Social rights and Chile's Constitutional moment
Global and local perspectives for the constitutional debate
At the global level, there is a link between the levels of inequality and those of protection of socio-economic and environmental rights: in general, the less protection of these rights, the greater the inequality tends to be, and vice versa. Citizen’s demands in Chile have focused for decades, on accessing these rights, including education, health, pensions and housing, which only worsened with the social outbreak and the disastrous impact of the pandemic.
Chile is experiencing a moment of hope and potential transformation that puts it in the global spotlight, as it is a historic opportunity to take socio-economic and environmental rights seriously in a participatory political process to leave no one behind.
We have, together with the Center for Human Rights at the University of Essex and the Environmental Law and Climate Change Program at the University of Concepción, seek to contribute new points of view and ideas to enrich the debate in the Constitutional Convention with arguments and proposals that strengthen the protection of economic, social, cultural and environmental rights.
We invited more than 50 experts from Chile and a varied number of countries, including Argentina, Colombia, Scotland, United States, England, Ireland and South Africa, who have written more than thirty essays that intend to contribute an international and comparative look at models of constitutional recognition of socio-economic and environmental rights, together with a plural analysis of the possible articulation of socio-economic and environmental rights in the Chilean legal framework.
Chapter one contextualizes the constituent process in Chile, framing the state of social rights both within Latin America and in post-dictatorship Chile, to then identify the eventual limits of the work of the Constituent Convention.

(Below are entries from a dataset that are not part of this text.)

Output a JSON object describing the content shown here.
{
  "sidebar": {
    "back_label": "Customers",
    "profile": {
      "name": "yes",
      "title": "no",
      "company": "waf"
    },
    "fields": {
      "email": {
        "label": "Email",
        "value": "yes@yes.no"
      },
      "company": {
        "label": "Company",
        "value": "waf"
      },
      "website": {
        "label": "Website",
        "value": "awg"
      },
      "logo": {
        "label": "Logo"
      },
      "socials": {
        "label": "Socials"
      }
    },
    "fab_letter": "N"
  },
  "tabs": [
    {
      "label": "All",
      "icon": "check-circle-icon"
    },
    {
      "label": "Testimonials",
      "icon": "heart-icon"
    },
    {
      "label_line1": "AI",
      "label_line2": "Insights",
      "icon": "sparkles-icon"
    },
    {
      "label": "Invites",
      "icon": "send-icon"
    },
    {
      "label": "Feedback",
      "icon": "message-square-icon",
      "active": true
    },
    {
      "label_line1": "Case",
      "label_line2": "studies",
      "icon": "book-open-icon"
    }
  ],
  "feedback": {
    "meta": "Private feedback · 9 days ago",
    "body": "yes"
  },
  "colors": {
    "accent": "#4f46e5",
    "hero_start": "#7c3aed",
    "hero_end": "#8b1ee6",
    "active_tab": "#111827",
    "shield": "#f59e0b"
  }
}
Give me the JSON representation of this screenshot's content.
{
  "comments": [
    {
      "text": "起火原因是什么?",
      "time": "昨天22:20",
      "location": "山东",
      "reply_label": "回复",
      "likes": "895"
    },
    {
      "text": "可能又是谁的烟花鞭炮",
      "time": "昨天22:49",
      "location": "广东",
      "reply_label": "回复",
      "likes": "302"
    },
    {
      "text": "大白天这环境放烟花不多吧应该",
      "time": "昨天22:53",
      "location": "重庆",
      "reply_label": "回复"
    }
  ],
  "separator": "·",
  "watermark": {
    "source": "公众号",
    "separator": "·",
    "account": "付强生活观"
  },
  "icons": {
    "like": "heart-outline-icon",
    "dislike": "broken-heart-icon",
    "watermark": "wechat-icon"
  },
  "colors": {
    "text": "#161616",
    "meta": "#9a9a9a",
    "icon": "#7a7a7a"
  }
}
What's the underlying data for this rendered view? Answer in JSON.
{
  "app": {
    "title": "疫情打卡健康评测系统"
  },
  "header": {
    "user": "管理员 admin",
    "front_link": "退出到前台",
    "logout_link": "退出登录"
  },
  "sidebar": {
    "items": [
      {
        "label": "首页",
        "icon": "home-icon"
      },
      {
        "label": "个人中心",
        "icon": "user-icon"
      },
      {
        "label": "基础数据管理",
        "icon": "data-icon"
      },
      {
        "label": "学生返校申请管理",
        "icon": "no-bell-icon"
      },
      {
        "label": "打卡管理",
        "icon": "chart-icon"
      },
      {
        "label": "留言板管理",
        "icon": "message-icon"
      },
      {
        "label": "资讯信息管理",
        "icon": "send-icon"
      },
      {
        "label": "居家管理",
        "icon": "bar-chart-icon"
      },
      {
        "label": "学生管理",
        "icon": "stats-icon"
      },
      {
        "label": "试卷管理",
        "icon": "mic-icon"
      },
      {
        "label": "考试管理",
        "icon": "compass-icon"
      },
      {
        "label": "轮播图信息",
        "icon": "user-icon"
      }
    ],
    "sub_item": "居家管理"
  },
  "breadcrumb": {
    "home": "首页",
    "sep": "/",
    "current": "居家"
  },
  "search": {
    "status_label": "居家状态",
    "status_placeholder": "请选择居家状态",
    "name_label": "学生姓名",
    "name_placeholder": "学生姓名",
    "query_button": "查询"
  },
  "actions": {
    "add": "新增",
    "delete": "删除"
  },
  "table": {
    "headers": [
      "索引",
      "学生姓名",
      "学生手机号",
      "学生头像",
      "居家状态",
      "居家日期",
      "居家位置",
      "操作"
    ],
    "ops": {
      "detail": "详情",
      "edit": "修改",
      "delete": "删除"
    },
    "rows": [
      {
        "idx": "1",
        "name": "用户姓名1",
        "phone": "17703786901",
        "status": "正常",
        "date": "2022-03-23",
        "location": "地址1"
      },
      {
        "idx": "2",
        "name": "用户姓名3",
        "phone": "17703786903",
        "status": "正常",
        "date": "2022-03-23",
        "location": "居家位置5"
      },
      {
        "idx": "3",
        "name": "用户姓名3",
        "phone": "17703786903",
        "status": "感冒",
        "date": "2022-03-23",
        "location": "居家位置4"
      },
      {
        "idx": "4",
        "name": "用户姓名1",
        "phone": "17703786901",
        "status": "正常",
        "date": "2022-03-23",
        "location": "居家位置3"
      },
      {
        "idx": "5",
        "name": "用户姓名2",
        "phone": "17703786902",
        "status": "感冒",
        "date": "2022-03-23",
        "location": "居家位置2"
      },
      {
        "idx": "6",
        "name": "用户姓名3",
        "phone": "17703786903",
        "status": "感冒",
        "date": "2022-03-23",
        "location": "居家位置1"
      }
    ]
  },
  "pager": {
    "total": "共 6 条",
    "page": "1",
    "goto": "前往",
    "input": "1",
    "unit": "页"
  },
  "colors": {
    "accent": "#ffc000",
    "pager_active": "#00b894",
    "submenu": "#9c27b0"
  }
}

Chapter two explores the different tools that regional human rights systems use to guarantee social rights. Starting with an illustrative map of the ways in which ESCR can transform the ways in which constitutions structure the politics of a country, the first section traces the path that the inter-American system and the European system have gone through in recent years to protect them.
Chapter three delves into the importance and implications of incorporating economic, social, cultural and environmental rights into the Constitution, to advance the proposition of certain essential elements that the Chilean constituent process must keep in mind throughout its development. always with caution of the systemic nature of constitutions and the interdependence of human rights.
Chapter four pays attention to and delves into the situation of various groups that require special protection in the face of the real and substantive guarantee of social rights, making available to those who read, a series of elements, arguments and tools to include these groups within the discussion on social rights.
Chapter five presents the cases of the constituent processes of South Africa and Colombia, where social rights played a preponderant role in the constituent discussion. Lessons are drawn from both cases that demonstrate the importance of deliberating on rights at the constitutional level and the lessons learned in both processes, which can illuminate and facilitate the experience of the constituent process that Chile is going through.